Triptonide (TN) is a diterpenoid natural product with significant antitumor [1], [2], immunosuppressive [3], [4], and anti-inflammatory activities [5], [6], derived from the traditional medicinal plant Tripterygium wilfordii. Its unique triepoxide structure is the key functional group responsible for its pharmacological activity [7], [8], [9]. However, traditional plant extraction methods are limited by low yields, high costs, and environmental pressures, making it difficult to meet clinical demands [10], [11]. Chemical synthesis can achieve structural modification, but it involves cumbersome steps and challenges in controlling regio-selectivity [12], [13]. In contrast, microbial heterologous synthesis strategies based on synthetic biology offer advantages such as green sustainability and scalability, making them an important direction for natural product production [14], [15]. However, the enzymatic mechanisms underlying the key oxidative steps in the biosynthesis pathway of TN have not been fully elucidated, limiting the development of efficient cell factories.

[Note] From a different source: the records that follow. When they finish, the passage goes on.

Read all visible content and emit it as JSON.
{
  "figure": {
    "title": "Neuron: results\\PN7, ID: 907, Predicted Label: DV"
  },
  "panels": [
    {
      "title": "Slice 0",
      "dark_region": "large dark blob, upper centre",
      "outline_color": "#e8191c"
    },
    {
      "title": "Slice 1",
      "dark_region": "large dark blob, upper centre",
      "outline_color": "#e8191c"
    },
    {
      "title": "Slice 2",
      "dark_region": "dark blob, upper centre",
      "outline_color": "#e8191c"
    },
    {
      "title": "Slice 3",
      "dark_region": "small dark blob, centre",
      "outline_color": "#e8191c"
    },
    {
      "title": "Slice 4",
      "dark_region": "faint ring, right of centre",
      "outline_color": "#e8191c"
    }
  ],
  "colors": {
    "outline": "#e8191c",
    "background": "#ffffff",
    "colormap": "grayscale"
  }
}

Cytochrome P450 play a central role in the post-modification of terpenoid skeletons. Recent studies have revealed that CYP82D213 is a key enzyme in the biosynthesis of TN, responsible for catalyzing the formation of tri-epoxides at the C7-C8, C9-C11, and C12-C13 positions of the precursor compound triptophenolide [16]. The regio-selectivity of epoxidation directly determines the activity and toxicity of the product [8], but how CYP82D213 precisely controls the insertion site of the oxygen atom remains unclear, particularly which amino acid residues determine its regional selectivity. These uncertainties have hindered progress in rationally designing optimizations of its catalytic efficiency and specificity.

Understanding and controlling the regioselectivity of P450 enzymes is fundamental to synthetic biology and enzyme engineering. Mechanistic insights are essential to reconstruct functional biosynthetic pathways in microbes, ultimately guiding the rational design of these enzymes for industrial applications. In this study, we functionally characterize CYP82D213 as the tri-epoxidase in TN biosynthesis and address its catalytic inefficiency through a multi-pronged engineering approach. We confirmed its activity in tobacco and yeast, then systematically engineer its active site, functional motifs, and surface residues. We identify key structural determinants for substrate binding and propose a dynamic catalytic mechanism for epoxidation. By combining beneficial mutations, we obtained the highly improved mutant CYP82D213H425Q/L459M/T365R, laying the foundation for the efficient microbial production of TN and related bioactive diterpenoids.